Türkei 31. Juli 2026: Änderung der Dorf-Grundbuchregeln von Tarla in Arsa - kein automatisches Baurecht !

 Viele jubeln bestimmt schon - doch wer eine Tarla hat, die das betrifft - das hat einen kleinen Haken - da wir Jahre eine Baufirma hatten, erkläre ich, worum es geht: 

Die Änderung der Generaldirektion für Grundbuch und Kataster (TKGM) vom 31. Juli 2026 erlaubt es nur, die Bezeichnung von Grundstücken als „Acker“ (tarla) in „Bauland“ (arsa) zu ändern, wenn sie innerhalb der Grenzen der dörflichen Siedlungsgebiete liegen. Dies gewährt keine neuen Baurechte, sondern passt lediglich den Grundbucheintrag an den tatsächlichen rechtlichen Status an - sonst ändert sich rein gar nichts.

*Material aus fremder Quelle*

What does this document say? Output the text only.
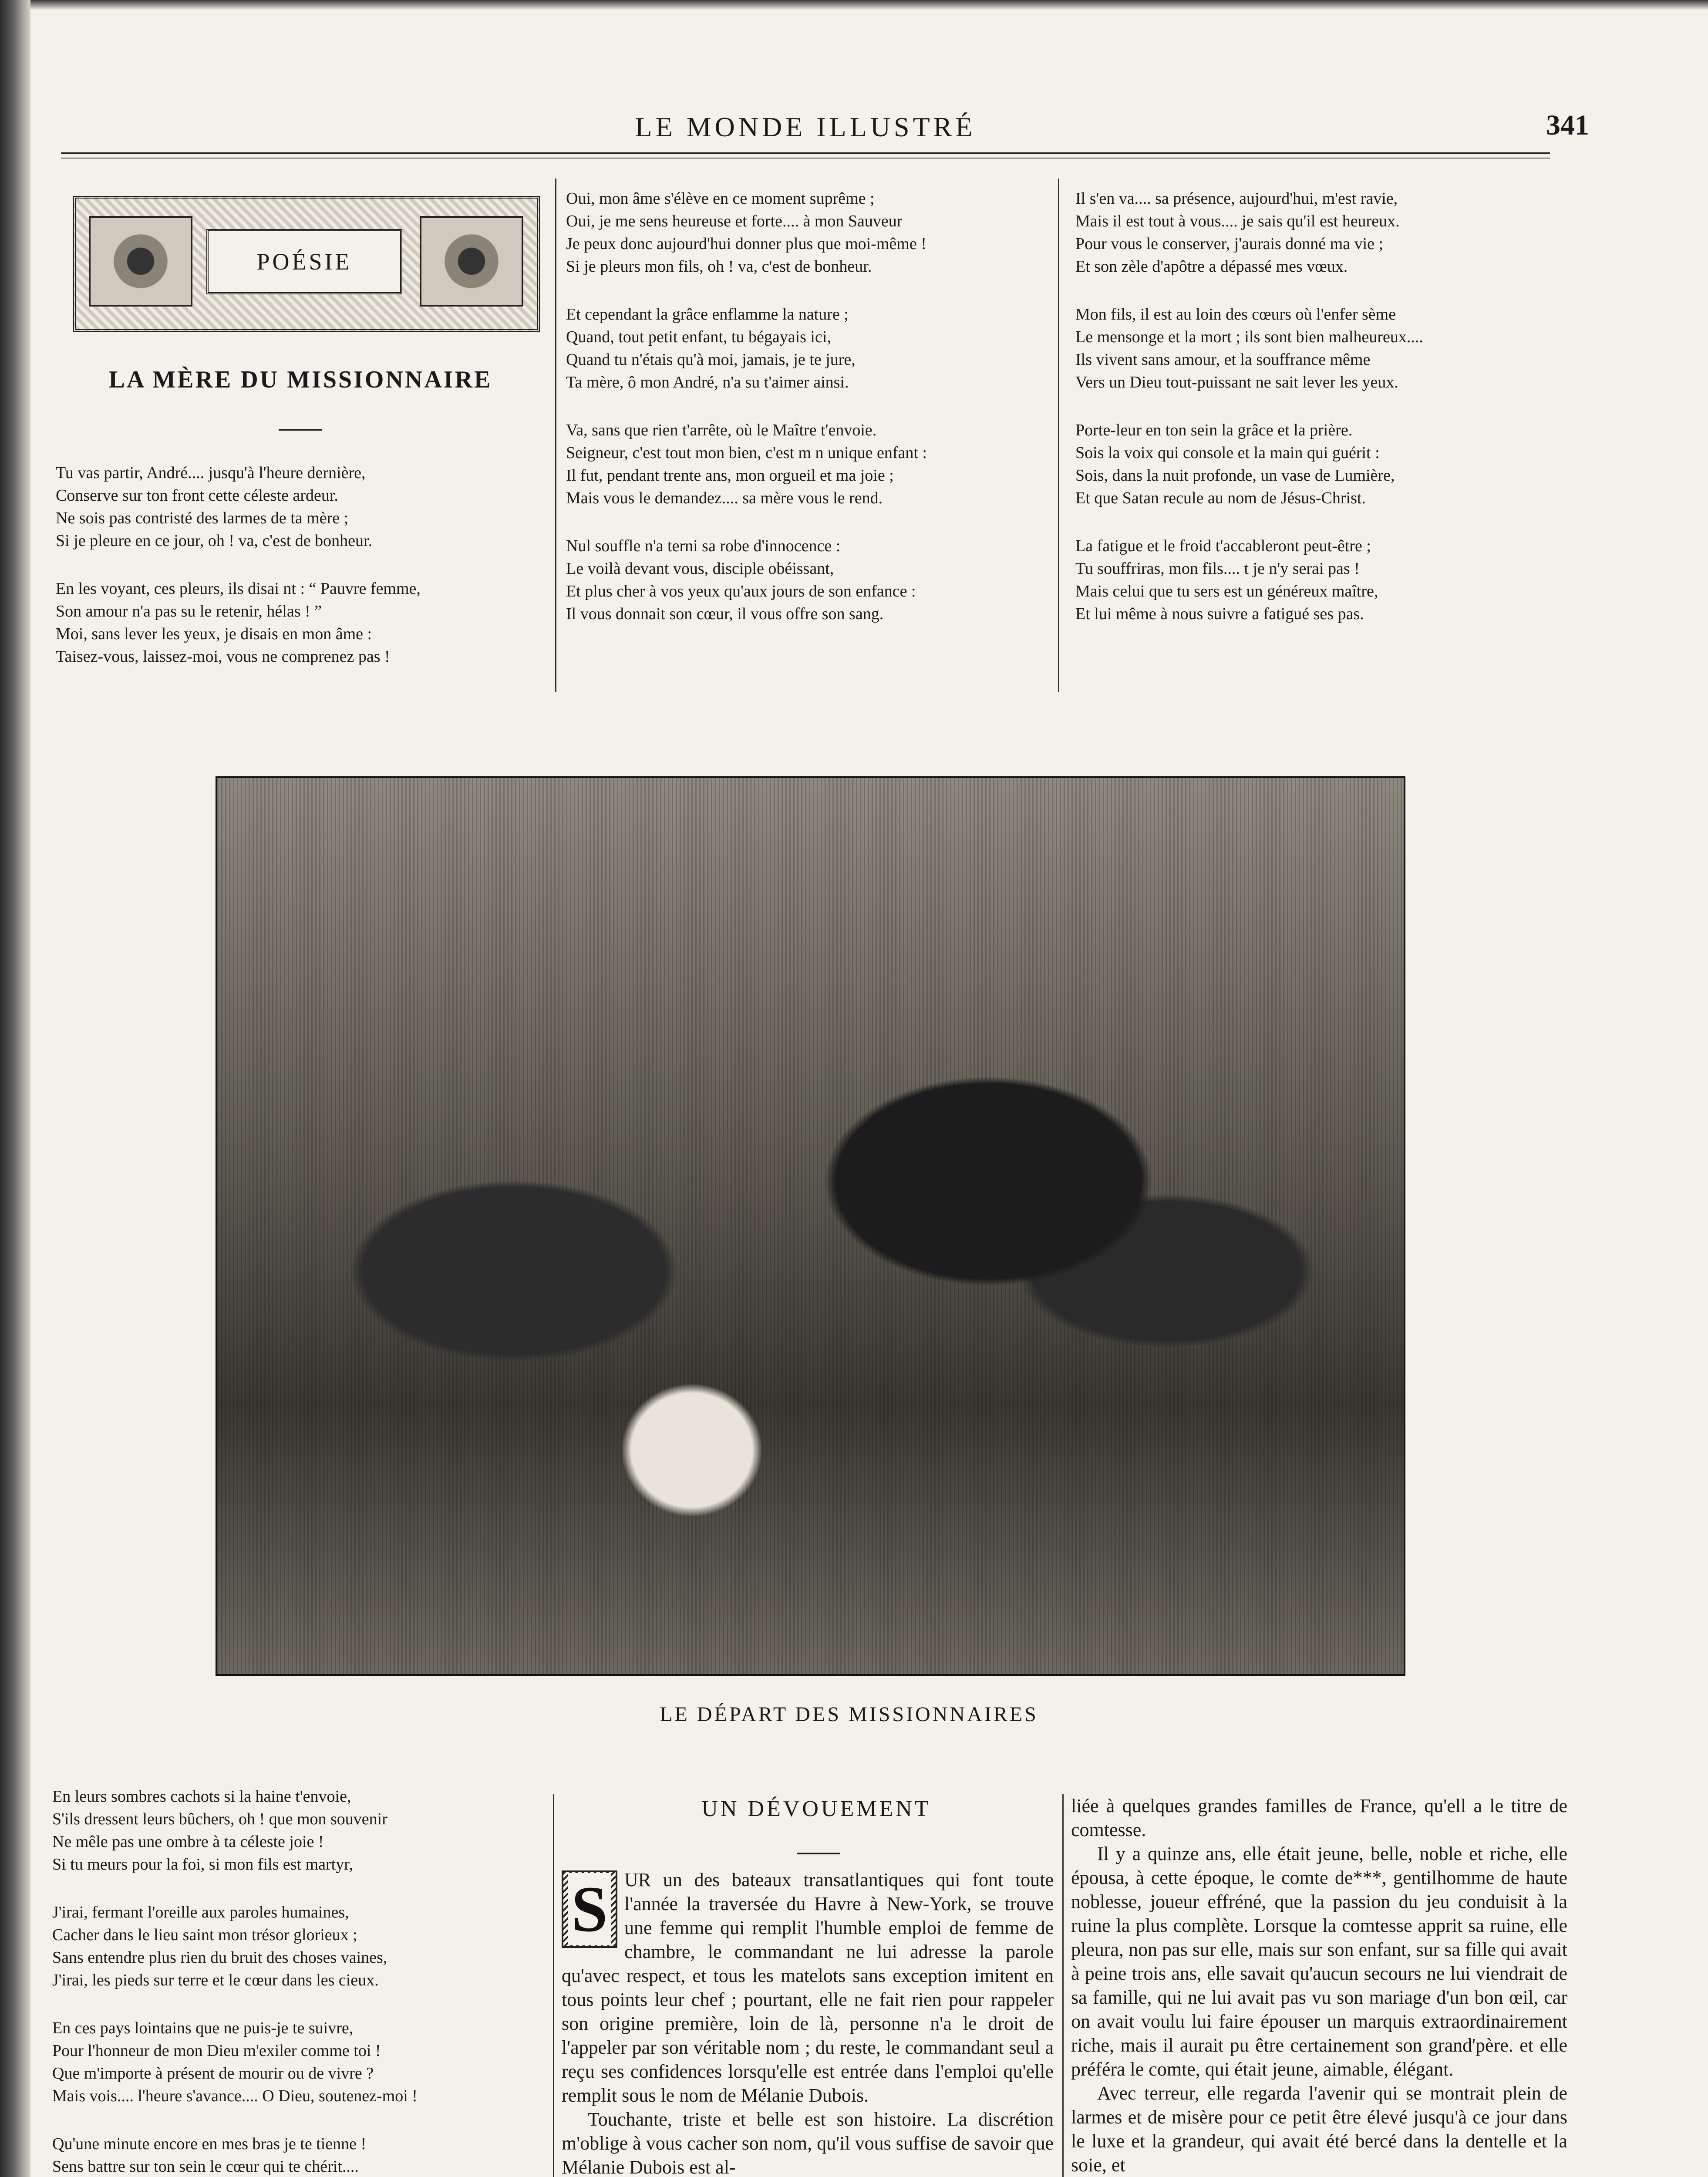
LE MONDE ILLUSTRÉ	341
POÉSIE
LA MÈRE DU MISSIONNAIRE
Tu vas partir, André.... jusqu'à l'heure dernière,
Conserve sur ton front cette céleste ardeur.
Ne sois pas contristé des larmes de ta mère ;
Si je pleure en ce jour, oh ! va, c'est de bonheur.
En les voyant, ces pleurs, ils disai nt : “ Pauvre femme,
Son amour n'a pas su le retenir, hélas ! ”
Moi, sans lever les yeux, je disais en mon âme :
Taisez-vous, laissez-moi, vous ne comprenez pas !
Oui, mon âme s'élève en ce moment suprême ;
Oui, je me sens heureuse et forte.... à mon Sauveur
Je peux donc aujourd'hui donner plus que moi-même !
Si je pleurs mon fils, oh ! va, c'est de bonheur.
Et cependant la grâce enflamme la nature ;
Quand, tout petit enfant, tu bégayais ici,
Quand tu n'étais qu'à moi, jamais, je te jure,
Ta mère, ô mon André, n'a su t'aimer ainsi.
Va, sans que rien t'arrête, où le Maître t'envoie.
Seigneur, c'est tout mon bien, c'est m n unique enfant :
Il fut, pendant trente ans, mon orgueil et ma joie ;
Mais vous le demandez.... sa mère vous le rend.
Nul souffle n'a terni sa robe d'innocence :
Le voilà devant vous, disciple obéissant,
Et plus cher à vos yeux qu'aux jours de son enfance :
Il vous donnait son cœur, il vous offre son sang.
Il s'en va.... sa présence, aujourd'hui, m'est ravie,
Mais il est tout à vous.... je sais qu'il est heureux.
Pour vous le conserver, j'aurais donné ma vie ;
Et son zèle d'apôtre a dépassé mes vœux.
Mon fils, il est au loin des cœurs où l'enfer sème
Le mensonge et la mort ; ils sont bien malheureux....
Ils vivent sans amour, et la souffrance même
Vers un Dieu tout-puissant ne sait lever les yeux.
Porte-leur en ton sein la grâce et la prière.
Sois la voix qui console et la main qui guérit :
Sois, dans la nuit profonde, un vase de Lumière,
Et que Satan recule au nom de Jésus-Christ.
La fatigue et le froid t'accableront peut-être ;
Tu souffriras, mon fils.... t je n'y serai pas !
Mais celui que tu sers est un généreux maître,
Et lui même à nous suivre a fatigué ses pas.
LE DÉPART DES MISSIONNAIRES
En leurs sombres cachots si la haine t'envoie,
S'ils dressent leurs bûchers, oh ! que mon souvenir
Ne mêle pas une ombre à ta céleste joie !
Si tu meurs pour la foi, si mon fils est martyr,
J'irai, fermant l'oreille aux paroles humaines,
Cacher dans le lieu saint mon trésor glorieux ;
Sans entendre plus rien du bruit des choses vaines,
J'irai, les pieds sur terre et le cœur dans les cieux.
En ces pays lointains que ne puis-je te suivre,
Pour l'honneur de mon Dieu m'exiler comme toi !
Que m'importe à présent de mourir ou de vivre ?
Mais vois.... l'heure s'avance.... O Dieu, soutenez-moi !
Qu'une minute encore en mes bras je te tienne !
Sens battre sur ton sein le cœur qui te chérit....
UN DÉVOUEMENT

S UR un des bateaux transatlantiques qui font toute l'année la traversée du Havre à New-York, se trouve une femme qui remplit l'humble emploi de femme de chambre, le commandant ne lui adresse la parole qu'avec respect, et tous les matelots sans exception imitent en tous points leur chef ; pourtant, elle ne fait rien pour rappeler son origine première, loin de là, personne n'a le droit de l'appeler par son véritable nom ; du reste, le commandant seul a reçu ses confidences lorsqu'elle est entrée dans l'emploi qu'elle remplit sous le nom de Mélanie Dubois.

Touchante, triste et belle est son histoire. La discrétion m'oblige à vous cacher son nom, qu'il vous suffise de savoir que Mélanie Dubois est al-

liée à quelques grandes familles de France, qu'ell a le titre de comtesse.

Il y a quinze ans, elle était jeune, belle, noble et riche, elle épousa, à cette époque, le comte de***, gentilhomme de haute noblesse, joueur effréné, que la passion du jeu conduisit à la ruine la plus complète. Lorsque la comtesse apprit sa ruine, elle pleura, non pas sur elle, mais sur son enfant, sur sa fille qui avait à peine trois ans, elle savait qu'aucun secours ne lui viendrait de sa famille, qui ne lui avait pas vu son mariage d'un bon œil, car on avait voulu lui faire épouser un marquis extraordinairement riche, mais il aurait pu être certainement son grand'père. et elle préféra le comte, qui était jeune, aimable, élégant.

Avec terreur, elle regarda l'avenir qui se montrait plein de larmes et de misère pour ce petit être élevé jusqu'à ce jour dans le luxe et la grandeur, qui avait été bercé dans la dentelle et la soie, et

Umfang und Details der Regelung

  • Voraussetzung dörfliches Siedlungsgebiet: Die Regelung gilt ausschließlich für Immobilien, die sich innerhalb der von den Behörden festgelegten Grenzen eines Dorfes befinden.
  • Zustimmung der Verwaltung erforderlich: Das Grundbuchamt entscheidet nicht allein; es muss eine offizielle Stellungnahme der zuständigen Gemeinde oder Behörde eingeholt werden.
  • Korrektur statt neues Recht: Es handelt sich um eine Bereinigung der Grundbuchdaten (cins değişikliği) und nicht um eine neue Bebauungsplanung (mevzi imar). Es entstehen dadurch keine zusätzlichen Baurechte.

Auch wenn das Wort „Arsa“ übersetzt „Bauland“ bedeutet, unterscheidet das türkische Baurecht strikt zwischen zwei verschiedenen Dingen: einer Nutzungsänderung im Grundbuch (Cins Değişikliği) und einem Bebauungsplan (Mevzi İmar Planı).

Hier ist der entscheidende Unterschied, warum eine „Arsa“-Bezeichnung nach dieser neuen Regelung nicht automatisch wie jedes andere Bauland funktioniert:

Der Unterschied zwischen „Arsa“ und „İmar Hakkı“ (Baurecht)

  • Kein automatisches Baurecht: Die neue Regelung korrigiert nur den Namen im Grundbuch (von Tarla zu Arsa), weil das Grundstück innerhalb des alten Dorfgebiets liegt. Sie erhalten dadurch keine neuen oder zusätzlichen Quadratmeter Baufläche.
  • Bauvorschriften für Dörfer gelten weiterhin: Grundstücke in dörflichen Siedlungsgebieten unterliegen ganz anderen, oft strengeren Regeln (Köy Yerleşik Alan Yönetmeliği) als Grundstücke in der Stadt mit einem modernen Bebauungsplan (İmar Planı).
  • Eingeschränkte Bebauung: Auf einem normalen städtischen „Arsa“ dürfen Sie oft mehrstöckige Häuser oder Wohnblöcke bauen. Auf einem dörflichen „Arsa“ dürfen Sie meistens nur ein einfaches, niedriges Wohnhaus für den Eigenbedarf errichten – und auch das nur unter strengen Auflagen der Gemeinde.
  • Keine Parzellierung möglich: Bei einem echten Bebauungsplan wird das Land oft neu aufgeteilt, Straßen werden gezogen und Sie können das Grundstück in mehrere kleine Bauländereien aufteilen. Diese neue Regelung erlaubt das nicht. Das Grundstück bleibt in seiner Form unverändert.

Das heißt also - das Wort im Grundbuch ändert sich zwar zu „Arsa“, aber das Grundstück behält den rechtlichen Status eines Dorf-Grundstücks. Es wird dadurch nicht zu einem wertvollen, frei bebaubaren Stadt-Bauland.

Wenn sie auf so ein Grundstück wirklich bauen möchten, kommen noch mehrere Schritte dazu, die sie dann im Bauamt erfahren vor Ort und dazu noch unter Umständen zusätzliche Kosten bei den zuständigen Behörden. Bitte nicht einfach loslegen ohne zu fragen!!